The only country where witchcraft remains legally punishable by death is Saudi Arabia. This says much about the mentality of many people in this country, more so of its leaders.

Even in the Philippines and in other Filipino communities elsewhere, there remain a great number of individuals who believe that witches exist—either innocently and ignorantly or maliciously (just to have a way to persecute those who have freethinking views).

Sa Madaling Salita
Noon at ngayon, wala pa ring ipinagkaiba—ang mga itinuturing na mangkukulam ng maraming tao ay walang iba kundi ang mga kapwa nila na mayroong kakaibang paniniwala—mga paniniwalang karaniwang sumasalungat sa itinuturo ng simbahang Kristiyano at iba pang uri ng relihiyon.

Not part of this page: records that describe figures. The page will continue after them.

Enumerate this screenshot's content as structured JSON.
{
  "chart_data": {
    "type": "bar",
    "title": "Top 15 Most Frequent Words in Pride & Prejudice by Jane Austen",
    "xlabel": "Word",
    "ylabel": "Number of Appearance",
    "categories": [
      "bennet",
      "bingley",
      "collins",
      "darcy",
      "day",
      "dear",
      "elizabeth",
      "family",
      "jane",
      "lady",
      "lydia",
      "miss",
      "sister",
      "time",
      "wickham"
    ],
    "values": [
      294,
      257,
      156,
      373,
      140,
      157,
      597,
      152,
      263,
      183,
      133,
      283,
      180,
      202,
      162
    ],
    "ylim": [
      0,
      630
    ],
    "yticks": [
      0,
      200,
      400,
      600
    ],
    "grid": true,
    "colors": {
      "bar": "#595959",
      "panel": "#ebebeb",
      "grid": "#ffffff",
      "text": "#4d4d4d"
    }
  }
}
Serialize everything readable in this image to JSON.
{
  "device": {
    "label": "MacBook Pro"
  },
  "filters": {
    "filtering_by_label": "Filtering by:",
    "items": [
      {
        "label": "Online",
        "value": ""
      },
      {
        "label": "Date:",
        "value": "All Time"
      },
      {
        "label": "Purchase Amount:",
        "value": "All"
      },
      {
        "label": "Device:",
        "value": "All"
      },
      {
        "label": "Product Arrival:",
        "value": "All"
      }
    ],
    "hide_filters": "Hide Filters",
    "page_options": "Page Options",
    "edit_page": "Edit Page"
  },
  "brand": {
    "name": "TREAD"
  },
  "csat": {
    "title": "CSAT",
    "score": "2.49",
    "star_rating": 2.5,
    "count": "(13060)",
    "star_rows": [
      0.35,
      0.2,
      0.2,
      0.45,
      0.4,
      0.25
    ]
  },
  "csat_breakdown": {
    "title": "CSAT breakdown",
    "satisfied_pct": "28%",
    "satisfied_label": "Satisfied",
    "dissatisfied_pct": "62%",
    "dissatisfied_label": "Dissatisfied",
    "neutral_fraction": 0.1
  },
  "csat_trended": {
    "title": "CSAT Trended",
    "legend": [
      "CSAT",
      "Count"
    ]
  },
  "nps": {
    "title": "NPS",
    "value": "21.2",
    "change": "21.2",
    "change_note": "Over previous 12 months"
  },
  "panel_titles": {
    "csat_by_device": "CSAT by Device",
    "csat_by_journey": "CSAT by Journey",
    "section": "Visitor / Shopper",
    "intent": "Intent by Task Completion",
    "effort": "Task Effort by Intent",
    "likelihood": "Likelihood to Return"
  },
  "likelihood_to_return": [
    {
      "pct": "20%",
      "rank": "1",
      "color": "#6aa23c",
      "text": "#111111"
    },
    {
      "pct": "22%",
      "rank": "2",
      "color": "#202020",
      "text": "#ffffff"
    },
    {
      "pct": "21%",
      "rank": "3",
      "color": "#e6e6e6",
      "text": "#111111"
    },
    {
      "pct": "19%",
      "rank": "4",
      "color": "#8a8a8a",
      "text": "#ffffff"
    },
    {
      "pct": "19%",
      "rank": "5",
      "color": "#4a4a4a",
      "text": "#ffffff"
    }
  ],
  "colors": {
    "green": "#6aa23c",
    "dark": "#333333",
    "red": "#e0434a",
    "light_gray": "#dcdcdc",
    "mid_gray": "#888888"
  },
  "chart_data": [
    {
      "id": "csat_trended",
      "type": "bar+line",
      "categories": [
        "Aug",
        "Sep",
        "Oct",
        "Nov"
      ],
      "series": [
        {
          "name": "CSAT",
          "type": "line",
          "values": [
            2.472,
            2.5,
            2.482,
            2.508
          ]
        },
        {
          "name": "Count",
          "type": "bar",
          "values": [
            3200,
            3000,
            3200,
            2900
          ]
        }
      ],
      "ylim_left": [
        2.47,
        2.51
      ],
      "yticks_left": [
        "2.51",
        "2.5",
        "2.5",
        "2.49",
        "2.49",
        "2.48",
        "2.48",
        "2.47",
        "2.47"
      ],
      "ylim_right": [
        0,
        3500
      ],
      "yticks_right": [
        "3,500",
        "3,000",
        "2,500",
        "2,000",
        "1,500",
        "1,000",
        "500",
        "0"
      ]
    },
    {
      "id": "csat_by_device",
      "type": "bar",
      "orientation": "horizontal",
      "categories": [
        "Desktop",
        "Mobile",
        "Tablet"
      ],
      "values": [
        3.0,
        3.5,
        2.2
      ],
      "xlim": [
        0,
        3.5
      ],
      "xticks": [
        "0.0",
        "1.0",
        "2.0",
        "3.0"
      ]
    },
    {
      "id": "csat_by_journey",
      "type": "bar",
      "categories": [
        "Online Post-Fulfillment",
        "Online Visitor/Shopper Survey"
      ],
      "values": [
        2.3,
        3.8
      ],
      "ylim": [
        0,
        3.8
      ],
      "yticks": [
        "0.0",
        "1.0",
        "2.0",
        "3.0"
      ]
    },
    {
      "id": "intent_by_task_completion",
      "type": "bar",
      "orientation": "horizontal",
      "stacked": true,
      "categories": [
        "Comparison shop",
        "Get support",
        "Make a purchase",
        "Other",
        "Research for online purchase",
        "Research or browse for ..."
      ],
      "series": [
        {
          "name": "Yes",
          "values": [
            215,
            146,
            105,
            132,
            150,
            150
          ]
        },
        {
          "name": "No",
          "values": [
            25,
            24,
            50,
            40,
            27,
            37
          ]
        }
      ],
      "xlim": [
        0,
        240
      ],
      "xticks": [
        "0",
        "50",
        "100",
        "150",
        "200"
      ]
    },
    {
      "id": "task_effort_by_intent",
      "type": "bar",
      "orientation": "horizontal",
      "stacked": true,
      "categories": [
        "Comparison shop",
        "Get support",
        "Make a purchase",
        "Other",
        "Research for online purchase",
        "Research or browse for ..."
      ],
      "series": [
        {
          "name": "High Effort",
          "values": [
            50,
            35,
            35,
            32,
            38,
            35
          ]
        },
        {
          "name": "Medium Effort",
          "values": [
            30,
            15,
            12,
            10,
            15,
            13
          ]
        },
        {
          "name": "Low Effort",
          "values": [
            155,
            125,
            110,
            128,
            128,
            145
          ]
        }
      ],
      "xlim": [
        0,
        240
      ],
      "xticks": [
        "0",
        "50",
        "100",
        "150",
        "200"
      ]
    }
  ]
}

Wala talagang mangkukulam na may kakayanang mahikal; iyan ay kathang-isip lamang ng mga taong mapagbintang sa kanilang kapwa. Ang totoo pa nga, maraming pinuno ng simbahan na ginagamit lamang ang bansag na mangkukulam para lamang makaganti o mapigilan ang mga taong hindi sang-ayon sa kanilang mga itinuturo. Kaya kung ikaw ay naniniwala sa kulam o mangkukulam e mag-isip-isip ka—dahil baka ikaw naman ang mabansagang makitid ang pag-iisip o malaki ang pagka-inggit sa kapwa na malawak at makabago na ang pananaw.

Or, In Simple Words
Labeling someone a witch is just a way of some envious and bigoted people to persecute those who have ideas that challenge and question the dogmas of religions or the often self-serving and double-standard rules of those in power or authority. So, if you still believe that witches exist and that some people can really practice witchcraft or the so-called black magic, better think twice; you might be branded a narrow-minded person who hides his envy and ignorance behind persecuting those who have modern and liberal perspectives.

Even the current meaning of ‘witch-hunt’ in the dictionary pertains no longer to actual witches but instead to persecution of people: “an intensive effort to discover and expose disloyalty, subversion, dishonesty, or the like, usually based on slight, doubtful, or irrelevant evidence.”